Abstract 4208
Metaphase cytogenetic (MG) studies are routinely performed on bone marrow aspirate specimens in patients with hematologic disorders. While more sensitive tests are available which target specific aberrations, MG remains an inexpensive method to identify both anticipated and unanticipated global changes. However, due to the occasional finding of non-clonal changes in single metaphases, the International System for Human Cytogenetic Nomenclature recommends that the abnormality be present in at least two cells (three cells for losses of whole chromosomes) before it is considered a clonal change. Noting a high frequency of single metaphase chromosomal abnormalities (SMCAs) in the heavily pre-treated population at Vanderbilt University Medical Center (VUMC), we sought to quantify the incidence of those SMCAs with minimal or no apparent clinical significance and to determine the best interpretation and reporting mechanism for such changes.
Retrospective data was collected and analyzed from a 16 month period encompassing March 2010 to June 2011. During this time period, all cases of SMCAs were identified. For each instance all tandem ancillary studies (fluorescent in situ hybridization (FISH), molecular studies) as well as all prior and subsequent cytogenetic studies associated with bone marrow biopsies were analyzed.

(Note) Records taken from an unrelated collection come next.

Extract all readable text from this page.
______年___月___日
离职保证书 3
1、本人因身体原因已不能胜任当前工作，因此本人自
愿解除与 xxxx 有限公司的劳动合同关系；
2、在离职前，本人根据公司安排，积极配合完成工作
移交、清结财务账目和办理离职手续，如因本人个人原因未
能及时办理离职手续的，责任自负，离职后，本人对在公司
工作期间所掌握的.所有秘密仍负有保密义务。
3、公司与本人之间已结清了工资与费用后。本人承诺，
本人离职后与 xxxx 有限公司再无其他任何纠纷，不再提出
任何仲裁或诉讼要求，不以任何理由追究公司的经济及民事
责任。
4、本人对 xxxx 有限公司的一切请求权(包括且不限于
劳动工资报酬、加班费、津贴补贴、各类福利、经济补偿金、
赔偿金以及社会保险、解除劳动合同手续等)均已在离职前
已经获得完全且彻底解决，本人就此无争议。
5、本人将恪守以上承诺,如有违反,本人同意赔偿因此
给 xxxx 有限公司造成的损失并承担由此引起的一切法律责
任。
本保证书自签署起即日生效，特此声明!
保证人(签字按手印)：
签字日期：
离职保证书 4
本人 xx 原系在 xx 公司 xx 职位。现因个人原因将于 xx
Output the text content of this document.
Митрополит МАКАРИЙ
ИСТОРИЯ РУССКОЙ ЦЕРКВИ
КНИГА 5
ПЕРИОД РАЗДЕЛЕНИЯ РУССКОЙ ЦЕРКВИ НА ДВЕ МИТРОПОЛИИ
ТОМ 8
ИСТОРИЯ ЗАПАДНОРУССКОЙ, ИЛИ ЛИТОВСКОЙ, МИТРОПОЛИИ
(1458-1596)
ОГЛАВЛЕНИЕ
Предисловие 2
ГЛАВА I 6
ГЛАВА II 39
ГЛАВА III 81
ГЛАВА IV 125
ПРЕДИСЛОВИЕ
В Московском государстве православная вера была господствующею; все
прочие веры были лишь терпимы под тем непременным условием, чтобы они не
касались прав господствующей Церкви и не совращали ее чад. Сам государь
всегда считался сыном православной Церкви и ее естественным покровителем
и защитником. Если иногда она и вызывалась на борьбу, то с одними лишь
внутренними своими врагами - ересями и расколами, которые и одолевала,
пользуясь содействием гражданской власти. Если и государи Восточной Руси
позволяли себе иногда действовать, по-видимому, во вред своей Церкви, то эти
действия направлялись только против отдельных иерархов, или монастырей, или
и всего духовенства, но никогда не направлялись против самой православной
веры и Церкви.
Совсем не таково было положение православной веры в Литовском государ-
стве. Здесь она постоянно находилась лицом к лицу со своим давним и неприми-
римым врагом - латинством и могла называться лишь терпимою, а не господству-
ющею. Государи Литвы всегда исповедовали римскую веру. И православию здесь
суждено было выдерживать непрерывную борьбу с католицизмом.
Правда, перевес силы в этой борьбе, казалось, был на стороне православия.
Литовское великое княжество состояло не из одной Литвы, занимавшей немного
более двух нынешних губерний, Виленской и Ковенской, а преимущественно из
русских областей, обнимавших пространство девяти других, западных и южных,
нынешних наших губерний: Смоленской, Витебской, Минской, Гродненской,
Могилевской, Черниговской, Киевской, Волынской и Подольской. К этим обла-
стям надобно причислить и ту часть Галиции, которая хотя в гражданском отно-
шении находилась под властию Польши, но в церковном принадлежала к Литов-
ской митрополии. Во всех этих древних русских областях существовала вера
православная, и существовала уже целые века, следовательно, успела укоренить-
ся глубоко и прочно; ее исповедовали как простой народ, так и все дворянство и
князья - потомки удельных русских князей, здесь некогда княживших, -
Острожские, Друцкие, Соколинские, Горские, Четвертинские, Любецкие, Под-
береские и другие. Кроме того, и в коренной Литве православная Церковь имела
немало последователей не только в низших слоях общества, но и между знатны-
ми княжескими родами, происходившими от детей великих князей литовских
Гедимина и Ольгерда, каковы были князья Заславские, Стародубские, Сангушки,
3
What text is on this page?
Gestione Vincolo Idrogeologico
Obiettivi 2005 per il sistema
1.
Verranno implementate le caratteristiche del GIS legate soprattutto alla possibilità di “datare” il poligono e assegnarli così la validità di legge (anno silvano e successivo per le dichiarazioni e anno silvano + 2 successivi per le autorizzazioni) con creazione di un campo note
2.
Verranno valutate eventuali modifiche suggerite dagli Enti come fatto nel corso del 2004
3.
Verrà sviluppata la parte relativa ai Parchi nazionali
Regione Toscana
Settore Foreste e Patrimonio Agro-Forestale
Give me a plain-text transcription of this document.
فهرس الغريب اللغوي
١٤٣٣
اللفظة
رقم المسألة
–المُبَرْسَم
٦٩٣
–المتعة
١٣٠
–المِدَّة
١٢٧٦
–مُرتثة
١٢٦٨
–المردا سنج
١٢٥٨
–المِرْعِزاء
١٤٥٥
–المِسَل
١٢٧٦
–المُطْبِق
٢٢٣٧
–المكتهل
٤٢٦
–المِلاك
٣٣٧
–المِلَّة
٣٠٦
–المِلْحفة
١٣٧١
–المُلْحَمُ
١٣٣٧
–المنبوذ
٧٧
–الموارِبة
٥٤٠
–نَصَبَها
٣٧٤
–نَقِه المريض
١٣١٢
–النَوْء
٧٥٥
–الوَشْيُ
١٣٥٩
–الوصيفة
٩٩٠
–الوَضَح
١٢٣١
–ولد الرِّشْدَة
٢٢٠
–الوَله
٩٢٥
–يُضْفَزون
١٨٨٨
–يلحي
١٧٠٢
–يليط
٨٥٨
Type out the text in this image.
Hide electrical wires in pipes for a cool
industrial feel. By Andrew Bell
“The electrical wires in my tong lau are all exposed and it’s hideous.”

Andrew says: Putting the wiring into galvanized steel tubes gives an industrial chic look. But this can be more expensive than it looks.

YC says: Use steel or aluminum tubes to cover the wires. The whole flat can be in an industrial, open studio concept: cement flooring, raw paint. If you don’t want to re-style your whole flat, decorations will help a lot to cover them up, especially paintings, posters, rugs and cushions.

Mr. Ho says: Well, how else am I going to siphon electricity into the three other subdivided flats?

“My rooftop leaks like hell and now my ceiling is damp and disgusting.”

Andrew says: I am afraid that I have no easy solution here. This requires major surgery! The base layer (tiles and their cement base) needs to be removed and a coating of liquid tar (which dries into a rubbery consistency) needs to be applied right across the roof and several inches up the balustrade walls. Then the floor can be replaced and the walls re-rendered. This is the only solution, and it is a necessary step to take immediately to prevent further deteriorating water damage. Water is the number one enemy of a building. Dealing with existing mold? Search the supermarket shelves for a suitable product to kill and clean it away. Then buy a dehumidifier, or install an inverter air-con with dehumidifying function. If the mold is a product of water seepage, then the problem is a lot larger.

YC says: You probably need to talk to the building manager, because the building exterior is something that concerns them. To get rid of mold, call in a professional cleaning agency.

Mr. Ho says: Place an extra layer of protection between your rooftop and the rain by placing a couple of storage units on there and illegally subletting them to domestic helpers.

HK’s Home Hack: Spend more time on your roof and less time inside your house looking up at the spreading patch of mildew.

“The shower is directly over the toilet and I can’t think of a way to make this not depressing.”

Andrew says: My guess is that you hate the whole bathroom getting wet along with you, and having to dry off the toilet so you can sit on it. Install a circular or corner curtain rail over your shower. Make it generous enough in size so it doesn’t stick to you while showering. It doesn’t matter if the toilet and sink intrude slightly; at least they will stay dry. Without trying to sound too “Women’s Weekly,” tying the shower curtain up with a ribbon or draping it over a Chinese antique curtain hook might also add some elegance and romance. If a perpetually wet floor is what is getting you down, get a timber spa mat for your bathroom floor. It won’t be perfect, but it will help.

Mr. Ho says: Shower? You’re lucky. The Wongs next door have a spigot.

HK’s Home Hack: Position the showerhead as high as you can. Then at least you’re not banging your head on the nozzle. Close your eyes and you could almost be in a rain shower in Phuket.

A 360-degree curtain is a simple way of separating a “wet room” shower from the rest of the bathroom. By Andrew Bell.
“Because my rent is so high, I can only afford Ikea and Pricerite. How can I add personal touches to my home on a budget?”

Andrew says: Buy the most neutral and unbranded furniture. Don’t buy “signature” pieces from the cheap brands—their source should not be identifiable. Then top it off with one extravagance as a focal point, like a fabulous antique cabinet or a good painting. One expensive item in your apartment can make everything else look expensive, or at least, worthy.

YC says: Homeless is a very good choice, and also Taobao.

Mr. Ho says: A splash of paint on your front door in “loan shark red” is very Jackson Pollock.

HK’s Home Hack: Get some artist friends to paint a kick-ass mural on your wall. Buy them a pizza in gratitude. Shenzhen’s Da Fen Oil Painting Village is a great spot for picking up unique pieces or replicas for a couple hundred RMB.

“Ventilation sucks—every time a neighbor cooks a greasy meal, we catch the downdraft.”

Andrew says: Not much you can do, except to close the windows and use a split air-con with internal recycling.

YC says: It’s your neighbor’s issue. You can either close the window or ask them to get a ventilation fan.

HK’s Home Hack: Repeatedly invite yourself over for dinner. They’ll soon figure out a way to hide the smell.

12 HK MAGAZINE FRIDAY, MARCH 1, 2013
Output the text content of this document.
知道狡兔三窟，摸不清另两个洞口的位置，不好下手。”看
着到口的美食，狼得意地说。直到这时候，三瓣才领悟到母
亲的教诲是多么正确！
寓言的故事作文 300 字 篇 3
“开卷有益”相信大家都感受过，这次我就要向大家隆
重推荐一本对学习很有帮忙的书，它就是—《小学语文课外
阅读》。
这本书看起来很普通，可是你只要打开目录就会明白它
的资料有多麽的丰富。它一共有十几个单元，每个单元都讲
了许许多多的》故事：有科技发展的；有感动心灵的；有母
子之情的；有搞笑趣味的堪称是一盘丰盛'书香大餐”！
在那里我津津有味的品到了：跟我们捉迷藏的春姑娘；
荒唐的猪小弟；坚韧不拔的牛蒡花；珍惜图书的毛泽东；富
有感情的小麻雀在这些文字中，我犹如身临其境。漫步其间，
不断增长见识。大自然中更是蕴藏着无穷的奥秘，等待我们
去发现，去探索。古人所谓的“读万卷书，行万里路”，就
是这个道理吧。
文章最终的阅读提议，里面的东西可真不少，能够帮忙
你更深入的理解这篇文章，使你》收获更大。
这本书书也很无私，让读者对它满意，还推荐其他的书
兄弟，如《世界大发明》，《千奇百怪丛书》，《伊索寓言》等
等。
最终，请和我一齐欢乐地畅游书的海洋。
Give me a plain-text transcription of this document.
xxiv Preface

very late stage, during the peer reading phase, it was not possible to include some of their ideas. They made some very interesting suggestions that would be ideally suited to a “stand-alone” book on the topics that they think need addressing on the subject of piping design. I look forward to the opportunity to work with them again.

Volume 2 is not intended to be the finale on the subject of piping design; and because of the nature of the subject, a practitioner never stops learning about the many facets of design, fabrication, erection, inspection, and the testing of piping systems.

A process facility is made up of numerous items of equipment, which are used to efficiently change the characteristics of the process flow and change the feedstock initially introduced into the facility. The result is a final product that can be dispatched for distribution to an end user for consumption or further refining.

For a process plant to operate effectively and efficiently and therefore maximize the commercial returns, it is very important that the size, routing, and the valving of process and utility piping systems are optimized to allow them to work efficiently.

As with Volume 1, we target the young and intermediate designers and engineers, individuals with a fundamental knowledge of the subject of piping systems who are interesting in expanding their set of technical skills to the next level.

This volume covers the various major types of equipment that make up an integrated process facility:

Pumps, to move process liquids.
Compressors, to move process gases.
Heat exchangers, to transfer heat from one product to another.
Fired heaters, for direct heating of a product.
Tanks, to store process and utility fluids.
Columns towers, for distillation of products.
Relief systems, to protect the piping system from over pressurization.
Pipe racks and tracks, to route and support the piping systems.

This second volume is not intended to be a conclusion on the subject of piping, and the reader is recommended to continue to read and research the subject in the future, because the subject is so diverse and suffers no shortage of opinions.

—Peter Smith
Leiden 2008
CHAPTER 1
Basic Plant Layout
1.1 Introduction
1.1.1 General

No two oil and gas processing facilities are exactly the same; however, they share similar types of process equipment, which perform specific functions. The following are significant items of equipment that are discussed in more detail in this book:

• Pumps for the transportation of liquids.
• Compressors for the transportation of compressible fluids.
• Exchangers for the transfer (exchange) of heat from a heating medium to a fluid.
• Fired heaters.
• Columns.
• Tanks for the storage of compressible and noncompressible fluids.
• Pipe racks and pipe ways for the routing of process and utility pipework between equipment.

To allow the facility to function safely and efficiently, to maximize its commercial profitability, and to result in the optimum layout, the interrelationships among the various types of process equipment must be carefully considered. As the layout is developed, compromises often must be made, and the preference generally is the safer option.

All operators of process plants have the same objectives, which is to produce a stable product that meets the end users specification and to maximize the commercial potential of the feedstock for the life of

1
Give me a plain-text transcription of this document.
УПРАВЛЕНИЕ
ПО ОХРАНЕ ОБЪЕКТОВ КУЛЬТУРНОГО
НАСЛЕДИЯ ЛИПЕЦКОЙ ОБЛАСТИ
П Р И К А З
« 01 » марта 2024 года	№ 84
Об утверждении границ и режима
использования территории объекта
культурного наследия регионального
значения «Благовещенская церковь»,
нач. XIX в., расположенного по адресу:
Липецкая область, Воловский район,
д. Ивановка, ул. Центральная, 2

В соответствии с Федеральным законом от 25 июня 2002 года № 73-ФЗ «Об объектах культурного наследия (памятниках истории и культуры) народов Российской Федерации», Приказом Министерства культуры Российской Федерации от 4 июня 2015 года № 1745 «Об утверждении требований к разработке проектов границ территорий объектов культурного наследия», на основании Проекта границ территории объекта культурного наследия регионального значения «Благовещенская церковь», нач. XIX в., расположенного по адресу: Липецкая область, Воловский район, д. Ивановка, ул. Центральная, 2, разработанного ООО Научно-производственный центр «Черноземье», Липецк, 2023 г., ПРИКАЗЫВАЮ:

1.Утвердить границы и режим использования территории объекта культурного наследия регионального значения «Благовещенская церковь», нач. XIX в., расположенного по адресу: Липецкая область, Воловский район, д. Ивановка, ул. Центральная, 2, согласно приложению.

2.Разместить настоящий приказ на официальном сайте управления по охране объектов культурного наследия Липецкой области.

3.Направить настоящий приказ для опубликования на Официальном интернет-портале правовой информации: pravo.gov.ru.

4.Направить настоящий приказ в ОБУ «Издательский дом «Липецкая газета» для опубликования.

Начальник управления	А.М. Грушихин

A total of 2916 bone marrow biopsies were performed at VUMC during this 16 month time frame. Of these 2916 cases, 680 had abnormal karyotypes, including 151 instances of chromosomal aberrations which were identified in only a single cell out of at least twenty metaphases examined (SMCAs). These 151 instances corresponded to 133 patients. Compared to the overall distribution of bone marrow diagnoses/indications at VUMC, there were a disproportionately high number of cases of acute myeloid leukemia (AML)and/or myelodysplasia (MDS) (45% of SMCAs versus 31% of total VUMC bone marrow biopsies) and lymphoma (15% of SMCAs versus 5%) (chi-square test, p-value < 0.001). Across diagnoses, 79% of all cases were found in patients after chemotherapy or radiation treatment, with a very high association with prior therapy in cases of AML (94%), B lymphoblastic leukemia (100%), myeloproliferative neoplasms (100%), lymphoma (85%), and MDS (84%). Only cases for which the clinical indication was to rule out bone marrow failure had a significant percentage of SMCAs in untreated marrows, potentially representing stress hematopoiesis. Of the 151 cases of SMCA, 81 (60%) had a prior marrow, a subsequent marrow, or both which did not show the SMCA, suggesting a transient incidental finding of probable minimal clinical significance. An additional 29/151 (19%) cases were seen only once at VUMC, but the aberration had no known clear disease association and are likely of minimal clinical significance. The SMCA was likely indicative of minimal residual disease in only 13 cases (9%), confirmed by concordance with prior marrow findings or tandem FISH studies with known disease association. Only 4 of the 151 cases (2.6% of cases) were of unclear clinical significance at the time of the result but were later confirmed to be significant by identification of a similar finding in a subsequent marrow. Of the SMCAs believed to be transitory and therapy-related, the aberrations clustered with variable changes seen in chromosomes 1 (particularly t(1;19) and t(1;7)), 6, 7, 9, and 13 as well as frequent trisomies of chromosomes 18, 21, and 22.
Retrospective analysis identified that 79% of SMCAs identified were of minimal or no clinical significance. Those cases in which the SMCA likely represents a true marker of disease represented only 9% of cases and were readily identifiable at the time of the marrow by correlation with prior cytogenetic findings or tandem FISH. In only 2.6% of cases was an SMCA only subsequently proven to be clinically significant. There was a high association with prior chemotherapy in these SMCA cases, and the cases have preferred “hotspots” of the therapy-related transient chromosomal changes, including numerous translocations. We therefore recommend the de-emphasis of SMCAs in post-therapy specimens by reporting a normal karyotype in the formal interpretation with only mention of the SMCA in a comment to enable correlation with future studies. This reporting scheme will help distinguish true clonal evolution from a transient laboratory finding.
No relevant conflicts of interest to declare.